Le Parti populaire espagnol dévoile ses exigences pour un pacte avec Vox
Le principal parti de droite espagnol, le Parti populaire (PP), a rendu publiques ses conditions en vue d'un éventuel accord avec la formation d'extrême droite Vox. Ce document pourrait servir de base de négociation pour les législatives prévues en 2027, signalant un virage idéologique significatif à l'approche des prochaines échéances électorales.
Un cadre unique pour toute l'Espagne
Le PP a présenté un document énumérant ses demandes pour toute formation politique souhaitant s'allier avec lui. Ce texte, consulté mardi, fixe un cadre « unique » et « applicable pour toute l'Espagne ». Il reprend plusieurs thématiques chères à Vox, notamment « la perte de contrôle de la politique migratoire », « l'interdiction de la burqa », « la sécurité », « la natalité » et « la famille », tout en dénonçant des impôts qui « asphyxient » l'économie.
Le document précise également : « Nous rejetons les politiques climatiques qui détruisent l'emploi, rendent plus chère l'énergie et poussent l'industrie hors du pays ». Il appelle également « au respect de l'unité nationale [...] et de l'État de droit », dans un contexte où l'Espagne est un pays très décentralisé avec des compétences régionales importantes.
Contexte électoral régional et national
En décembre en Estrémadure puis en février en Aragon, le PP est déjà arrivé en tête de scrutins régionaux, marqués par la déroute du camp du Premier ministre socialiste Pedro Sánchez.
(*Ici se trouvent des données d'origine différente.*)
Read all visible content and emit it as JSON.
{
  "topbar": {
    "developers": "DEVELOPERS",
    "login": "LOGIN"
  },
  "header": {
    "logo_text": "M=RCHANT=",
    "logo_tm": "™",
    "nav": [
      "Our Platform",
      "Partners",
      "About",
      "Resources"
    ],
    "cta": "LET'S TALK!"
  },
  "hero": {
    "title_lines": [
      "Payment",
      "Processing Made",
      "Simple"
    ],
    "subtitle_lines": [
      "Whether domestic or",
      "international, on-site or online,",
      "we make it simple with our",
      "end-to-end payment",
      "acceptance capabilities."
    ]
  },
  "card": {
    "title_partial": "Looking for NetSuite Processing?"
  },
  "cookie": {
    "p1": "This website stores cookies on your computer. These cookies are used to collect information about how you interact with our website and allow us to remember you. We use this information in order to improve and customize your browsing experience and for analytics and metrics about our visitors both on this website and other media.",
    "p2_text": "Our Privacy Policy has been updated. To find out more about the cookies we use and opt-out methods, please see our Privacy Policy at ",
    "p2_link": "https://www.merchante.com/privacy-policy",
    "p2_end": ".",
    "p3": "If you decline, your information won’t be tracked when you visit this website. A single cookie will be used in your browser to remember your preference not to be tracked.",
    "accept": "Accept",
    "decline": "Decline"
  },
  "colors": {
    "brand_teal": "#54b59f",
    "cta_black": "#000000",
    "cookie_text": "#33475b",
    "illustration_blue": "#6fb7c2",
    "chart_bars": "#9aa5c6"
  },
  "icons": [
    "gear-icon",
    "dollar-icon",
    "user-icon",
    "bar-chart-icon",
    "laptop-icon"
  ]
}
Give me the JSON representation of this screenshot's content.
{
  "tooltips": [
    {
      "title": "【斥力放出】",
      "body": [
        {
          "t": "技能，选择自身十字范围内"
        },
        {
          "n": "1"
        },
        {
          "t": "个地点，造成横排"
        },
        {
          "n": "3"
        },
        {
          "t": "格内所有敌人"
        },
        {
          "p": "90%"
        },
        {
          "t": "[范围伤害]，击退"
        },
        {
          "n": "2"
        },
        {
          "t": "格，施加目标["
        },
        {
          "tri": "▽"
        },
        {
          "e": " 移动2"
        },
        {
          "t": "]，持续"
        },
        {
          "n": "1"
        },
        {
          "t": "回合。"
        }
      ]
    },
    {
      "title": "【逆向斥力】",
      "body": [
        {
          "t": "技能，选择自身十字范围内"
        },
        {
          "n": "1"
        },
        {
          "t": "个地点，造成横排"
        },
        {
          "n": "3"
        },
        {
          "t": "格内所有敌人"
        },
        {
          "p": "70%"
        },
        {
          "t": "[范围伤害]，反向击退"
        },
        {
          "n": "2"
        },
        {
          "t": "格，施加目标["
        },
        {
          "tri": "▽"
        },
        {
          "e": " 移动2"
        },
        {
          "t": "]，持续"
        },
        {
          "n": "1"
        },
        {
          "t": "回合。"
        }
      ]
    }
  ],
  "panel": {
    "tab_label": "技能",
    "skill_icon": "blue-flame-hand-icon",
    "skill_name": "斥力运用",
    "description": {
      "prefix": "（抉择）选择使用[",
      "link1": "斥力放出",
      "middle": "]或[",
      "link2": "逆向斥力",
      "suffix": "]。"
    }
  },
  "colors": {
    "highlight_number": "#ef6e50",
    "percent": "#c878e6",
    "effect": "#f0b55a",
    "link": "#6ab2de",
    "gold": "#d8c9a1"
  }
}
Cependant, le parti n'a pas obtenu de majorité absolue, sauf à s'allier avec Vox, qui se trouve en position d'arbitre dans ces régions.
Les sondages actuels accordent à ce stade une majorité absolue aux deux formations en additionnant leur score hypothétique pour les législatives de 2027. Si la date exacte du scrutin national reste incertaine, le Parti populaire et Vox appellent depuis de nombreux mois à des législatives anticipées, ce à quoi Pedro Sánchez, fragilisé par plusieurs affaires judiciaires visant son entourage, s'est toujours refusé.
Désaccords sur la forme des négociations
Lundi soir, le patron du PP, Alberto Núñez Feijóo, avait défendu la volonté de la direction de son parti de mener des discussions avec Vox. Il a jugé « irresponsable de ne pas rendre crédible une alternative viable » pour diriger les régions d'Estrémadure et d'Aragon.
Mardi matin, Santiago Abascal, le leader de Vox, a vivement critiqué à la télévision espagnole la méthode du PP : « Ils mettent un cadre comme s'ils étaient en train de négocier avec des sauvages [...] Ce n'est pas correct ». Ces déclarations illustrent les tensions persistantes entre les deux formations, même si leurs positions idéologiques semblent se rapprocher sur de nombreux sujets.
Dans ce contexte de négociations toujours en cours au niveau régional entre les deux partis, le document du PP représente une tentative de normaliser et de structurer leurs relations politiques. De nombreux domaines comme l'éducation, la santé ou la gestion des situations d'urgence relèvent de la compétence des « communautés autonomes » (régions), ce qui rend ces alliances locales particulièrement cruciales pour le fonctionnement institutionnel du pays.